Beverley Smith – known in some circles as “Doctor Beverley” – is a mother and a wife, a yogi, a social justice advocate, and a “two-headed conjure doctor” who enjoys living in the mountains in Southern California with her family and two cats. Her interest in the magical arts and conjure spans decades. She specializes in Sangoma-style Bone

Reading and intuitive divination. Beverley Smith enjoys West African and Caribbean literature and folklore, and the ancient art of storytelling – both as a listener and a storyteller.
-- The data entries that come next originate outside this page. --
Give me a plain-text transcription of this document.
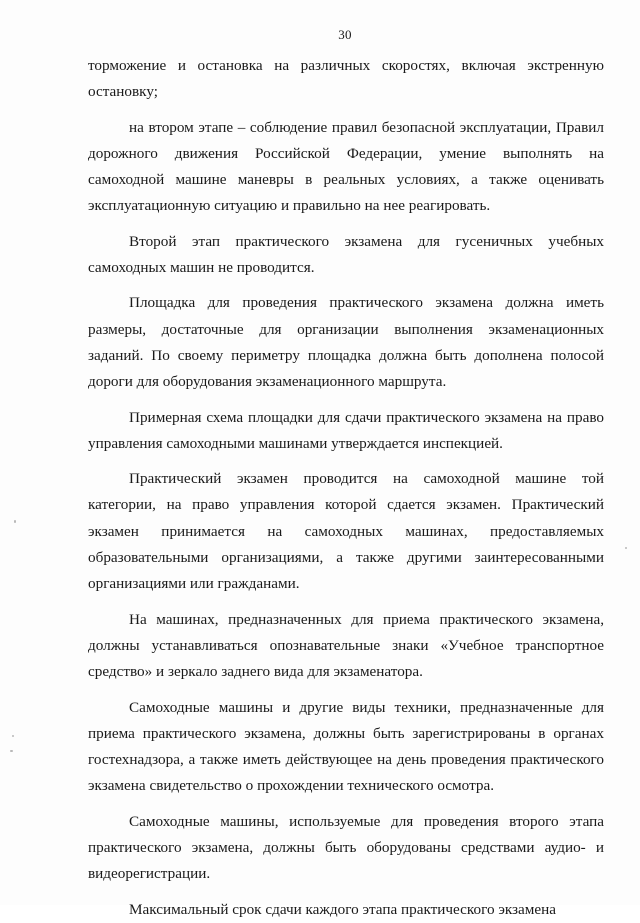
30

торможение и остановка на различных скоростях, включая экстренную остановку;

на втором этапе – соблюдение правил безопасной эксплуатации, Правил дорожного движения Российской Федерации, умение выполнять на самоходной машине маневры в реальных условиях, а также оценивать эксплуатационную ситуацию и правильно на нее реагировать.

Второй этап практического экзамена для гусеничных учебных самоходных машин не проводится.

Площадка для проведения практического экзамена должна иметь размеры, достаточные для организации выполнения экзаменационных заданий. По своему периметру площадка должна быть дополнена полосой дороги для оборудования экзаменационного маршрута.

Примерная схема площадки для сдачи практического экзамена на право управления самоходными машинами утверждается инспекцией.

Практический экзамен проводится на самоходной машине той категории, на право управления которой сдается экзамен. Практический экзамен принимается на самоходных машинах, предоставляемых образовательными организациями, а также другими заинтересованными организациями или гражданами.

На машинах, предназначенных для приема практического экзамена, должны устанавливаться опознавательные знаки «Учебное транспортное средство» и зеркало заднего вида для экзаменатора.

Самоходные машины и другие виды техники, предназначенные для приема практического экзамена, должны быть зарегистрированы в органах гостехнадзора, а также иметь действующее на день проведения практического экзамена свидетельство о прохождении технического осмотра.

Самоходные машины, используемые для проведения второго этапа практического экзамена, должны быть оборудованы средствами аудио- и видеорегистрации.

Максимальный срок сдачи каждого этапа практического экзамена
She is an old style Hoodoo Rootworker, an empath, a stained glass mosaic artist, a seven time Burner (Burning Man participant), an organic garderner, a spoken work performer, and a relentless advocate for racial and restorative justice. 
Doctor Beverly is available for readings, Rootwork, and spiritual counseling – she can be found at www.DocBev.com

Daphie Pooyak Yeomans

Daphie Pooyak Yeomans is a Cree storyteller and Medicine Woman from Sweetgrass Reserve in Saskatchewan, Canada. In her village there is a family that has passed down the story of the Cree first contact with Norse people dating back to the 900s AD. As a keeper of her people’s ceremonies and oral traditions, Daphie was gifted this story and to share along with many others regarding the history of her people and the many lessons we human beings have to learn in this world. 
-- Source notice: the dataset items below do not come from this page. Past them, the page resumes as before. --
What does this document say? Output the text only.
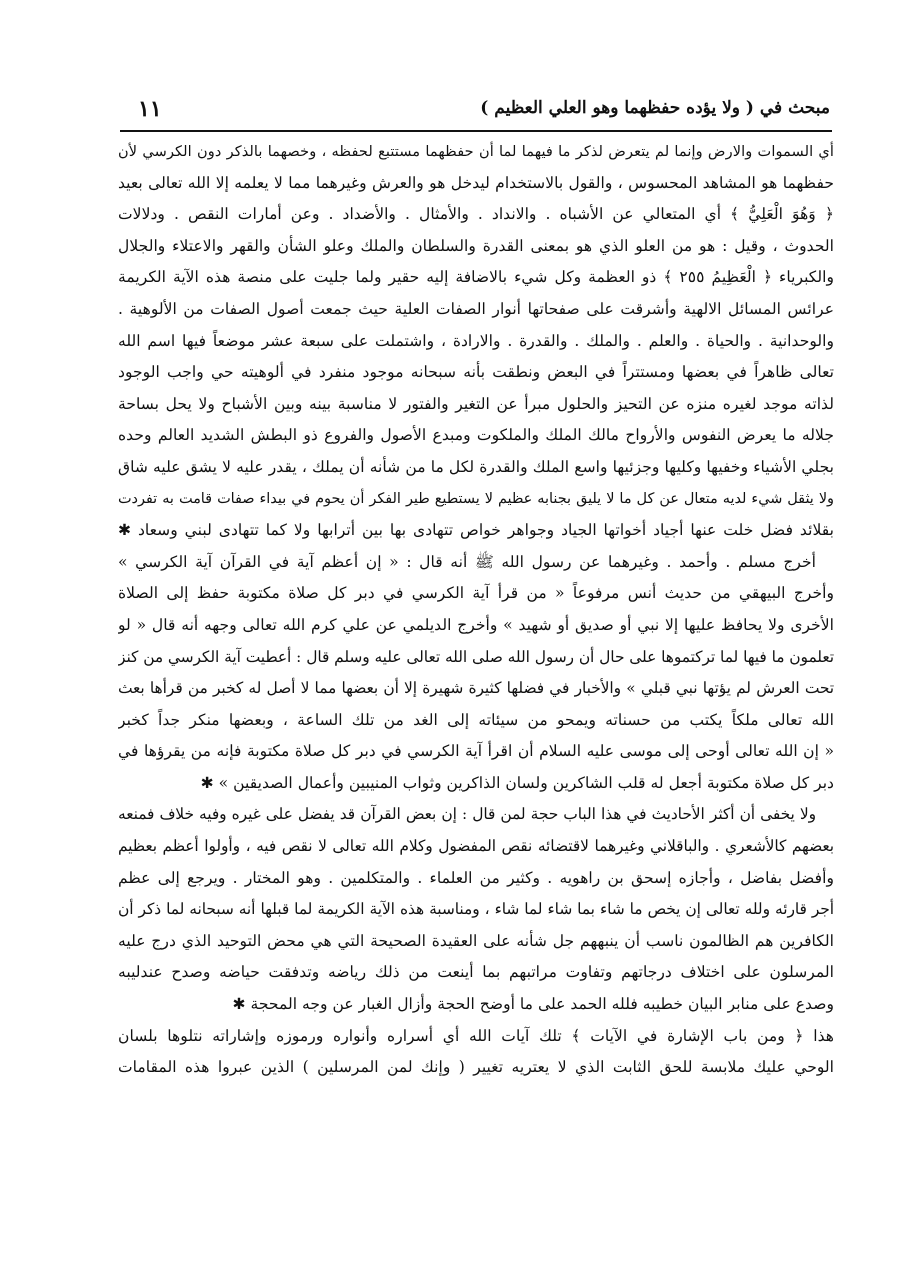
مبحث في ( ولا يؤده حفظهما وهو العلي العظيم )
١١
أي السموات والارض وإنما لم يتعرض لذكر ما فيهما لما أن حفظهما مستتبع لحفظه ، وخصهما بالذكر دون الكرسي لأن
حفظهما هو المشاهد المحسوس ، والقول بالاستخدام ليدخل هو والعرش وغيرهما مما لا يعلمه إلا الله تعالى بعيد
﴿ وَهُوَ الْعَلِيُّ ﴾ أي المتعالي عن الأشباه . والانداد . والأمثال . والأضداد . وعن أمارات النقص . ودلالات
الحدوث ، وقيل : هو من العلو الذي هو بمعنى القدرة والسلطان والملك وعلو الشأن والقهر والاعتلاء والجلال
والكبرياء ﴿ الْعَظِيمُ ٢٥٥ ﴾ ذو العظمة وكل شيء بالاضافة إليه حقير ولما جليت على منصة هذه الآية الكريمة
عرائس المسائل الالهية وأشرقت على صفحاتها أنوار الصفات العلية حيث جمعت أصول الصفات من الألوهية .
والوحدانية . والحياة . والعلم . والملك . والقدرة . والارادة ، واشتملت على سبعة عشر موضعاً فيها اسم الله
تعالى ظاهراً في بعضها ومستتراً في البعض ونطقت بأنه سبحانه موجود منفرد في ألوهيته حي واجب الوجود
لذاته موجد لغيره منزه عن التحيز والحلول مبرأ عن التغير والفتور لا مناسبة بينه وبين الأشباح ولا يحل بساحة
جلاله ما يعرض النفوس والأرواح مالك الملك والملكوت ومبدع الأصول والفروع ذو البطش الشديد العالم وحده
بجلي الأشياء وخفيها وكليها وجزئيها واسع الملك والقدرة لكل ما من شأنه أن يملك ، يقدر عليه لا يشق عليه شاق
ولا يثقل شيء لديه متعال عن كل ما لا يليق بجنابه عظيم لا يستطيع طير الفكر أن يحوم في بيداء صفات قامت به تفردت
بقلائد فضل خلت عنها أجياد أخواتها الجياد وجواهر خواص تتهادى بها بين أترابها ولا كما تتهادى لبني وسعاد ✱
أخرج مسلم . وأحمد . وغيرهما عن رسول الله ﷺ أنه قال : « إن أعظم آية في القرآن آية الكرسي »
وأخرج البيهقي من حديث أنس مرفوعاً « من قرأ آية الكرسي في دبر كل صلاة مكتوبة حفظ إلى الصلاة
الأخرى ولا يحافظ عليها إلا نبي أو صديق أو شهيد » وأخرج الديلمي عن علي كرم الله تعالى وجهه أنه قال « لو
تعلمون ما فيها لما تركتموها على حال أن رسول الله صلى الله تعالى عليه وسلم قال : أعطيت آية الكرسي من كنز
تحت العرش لم يؤتها نبي قبلي » والأخبار في فضلها كثيرة شهيرة إلا أن بعضها مما لا أصل له كخبر من قرأها بعث
الله تعالى ملكاً يكتب من حسناته ويمحو من سيئاته إلى الغد من تلك الساعة ، وبعضها منكر جداً كخبر
« إن الله تعالى أوحى إلى موسى عليه السلام أن اقرأ آية الكرسي في دبر كل صلاة مكتوبة فإنه من يقرؤها في
دبر كل صلاة مكتوبة أجعل له قلب الشاكرين ولسان الذاكرين وثواب المنيبين وأعمال الصديقين » ✱
ولا يخفى أن أكثر الأحاديث في هذا الباب حجة لمن قال : إن بعض القرآن قد يفضل على غيره وفيه خلاف فمنعه
بعضهم كالأشعري . والباقلاني وغيرهما لاقتضائه نقص المفضول وكلام الله تعالى لا نقص فيه ، وأولوا أعظم بعظيم
وأفضل بفاضل ، وأجازه إسحق بن راهويه . وكثير من العلماء . والمتكلمين . وهو المختار . ويرجع إلى عظم
أجر قارئه ولله تعالى إن يخص ما شاء بما شاء لما شاء ، ومناسبة هذه الآية الكريمة لما قبلها أنه سبحانه لما ذكر أن
الكافرين هم الظالمون ناسب أن ينبههم جل شأنه على العقيدة الصحيحة التي هي محض التوحيد الذي درج عليه
المرسلون على اختلاف درجاتهم وتفاوت مراتبهم بما أينعت من ذلك رياضه وتدفقت حياضه وصدح عندليبه
وصدع على منابر البيان خطيبه فلله الحمد على ما أوضح الحجة وأزال الغبار عن وجه المحجة ✱
هذا ﴿ ومن باب الإشارة في الآيات ﴾ تلك آيات الله أي أسراره وأنواره ورموزه وإشاراته نتلوها بلسان
الوحي عليك ملابسة للحق الثابت الذي لا يعتريه تغيير ( وإنك لمن المرسلين ) الذين عبروا هذه المقامات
In her professional life Daphie Pooyak Yeomans is a well-respected cultural leader traveling across Canada to many First Nations events and gatherings where she is featured as a story teller and ceremonial woman. Daphie is a respected youth worker who leads summer camps on traditional knowledge and skills for youth across Canada’s Cree reserves as well as working with the Canadian juvenile prison system in offering cultural wisdom to incarcerated youths as part of their rehabilitation. 

Chief Arvol Looking Horse

Chief Arvol Looking Horse was born on the Cheyenne River Reservation in South Dakota. At the age of 12, he was chosen to be the 19th Generation Keeper of the Sacred White Buffalo Calf Pipe. He is widely recognized as a chief and the spiritual leader of all three branches of the Sioux tribe. 
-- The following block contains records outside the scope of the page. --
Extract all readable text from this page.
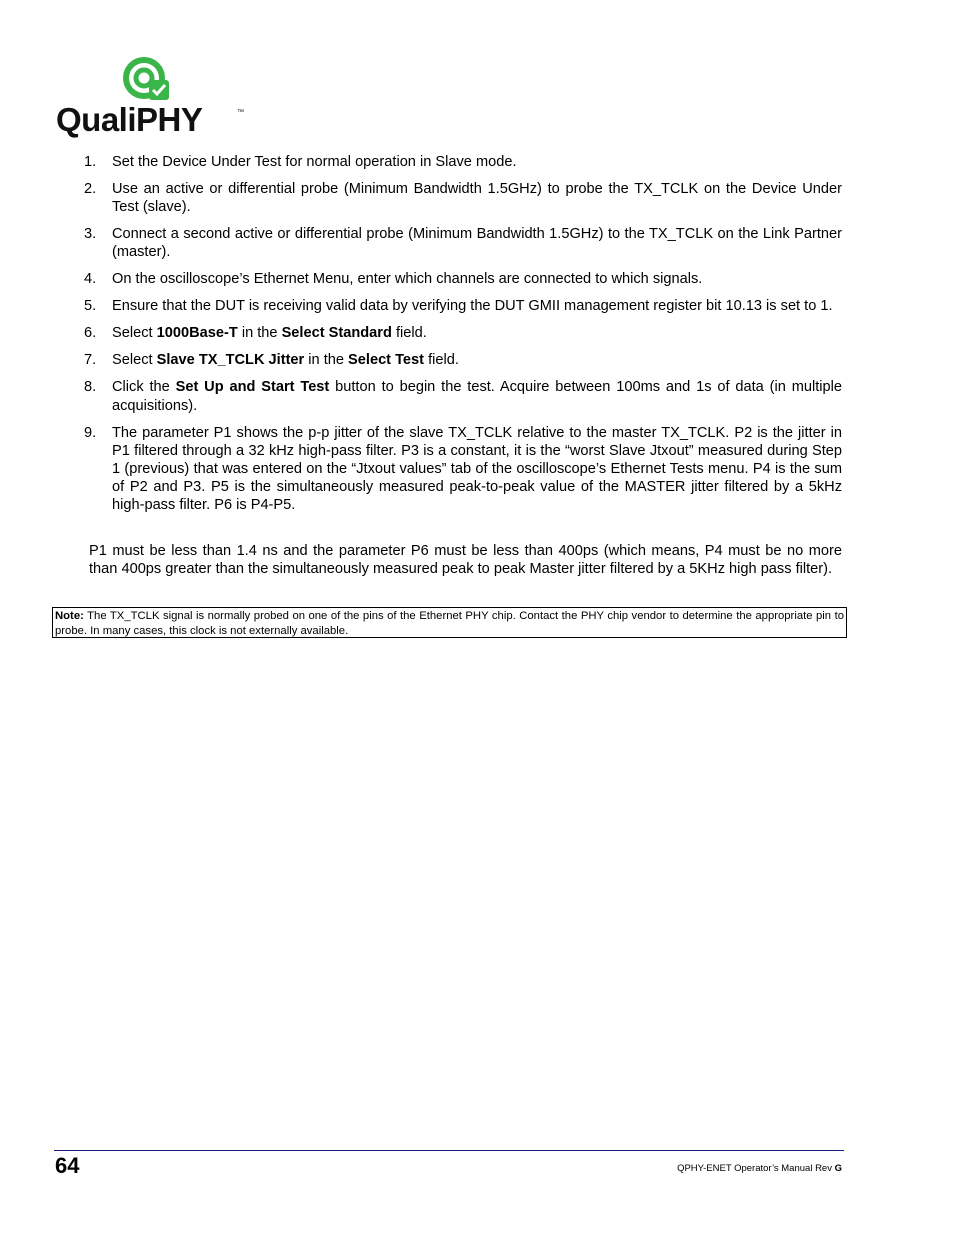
QualiPHY	™
1. Set the Device Under Test for normal operation in Slave mode.
2. Use an active or differential probe (Minimum Bandwidth 1.5GHz) to probe the TX_TCLK on the Device Under Test (slave).
3. Connect a second active or differential probe (Minimum Bandwidth 1.5GHz) to the TX_TCLK on the Link Partner (master).
4. On the oscilloscope’s Ethernet Menu, enter which channels are connected to which signals.
5. Ensure that the DUT is receiving valid data by verifying the DUT GMII management register bit 10.13 is set to 1.
6. Select 1000Base-T in the Select Standard field.
7. Select Slave TX_TCLK Jitter in the Select Test field.
8. Click the Set Up and Start Test button to begin the test. Acquire between 100ms and 1s of data (in multiple acquisitions).
9. The parameter P1 shows the p-p jitter of the slave TX_TCLK relative to the master TX_TCLK. P2 is the jitter in P1 filtered through a 32 kHz high-pass filter. P3 is a constant, it is the “worst Slave Jtxout” measured during Step 1 (previous) that was entered on the “Jtxout values” tab of the oscilloscope’s Ethernet Tests menu. P4 is the sum of P2 and P3. P5 is the simultaneously measured peak-to-peak value of the MASTER jitter filtered by a 5kHz high-pass filter. P6 is P4-P5.

P1 must be less than 1.4 ns and the parameter P6 must be less than 400ps (which means, P4 must be no more than 400ps greater than the simultaneously measured peak to peak Master jitter filtered by a 5KHz high pass filter).

Note: The TX_TCLK signal is normally probed on one of the pins of the Ethernet PHY chip. Contact the PHY chip vendor to determine the appropriate pin to probe. In many cases, this clock is not externally available.
64	QPHY-ENET Operator’s Manual Rev G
He is the author of White Buffalo Teachings and has been a guest columnist for Indian Country Today. A tireless advocate of maintaining traditional spiritual practices, Chief Looking Horse is the founder of Big Foot Riders which memorializes the massacre of Big Foot’s band at Wounded Knee.
Following the birth of a White Buffalo Calf in 1994, Arvol felt called to honor it with a ceremony on June 21st. According to the Lakota, the birth of “Miracle”, the female white buffalo calf, signaled a time of earth changes and the coming of the mending of the Hoop of All Nations. The Summer Solstice is said to be a powerful time to pray for peace and harmony among all Living Beings. Arvol organized gatherings around Sacred Sites to collectively pray for the healing of Mother Earth and All of Us.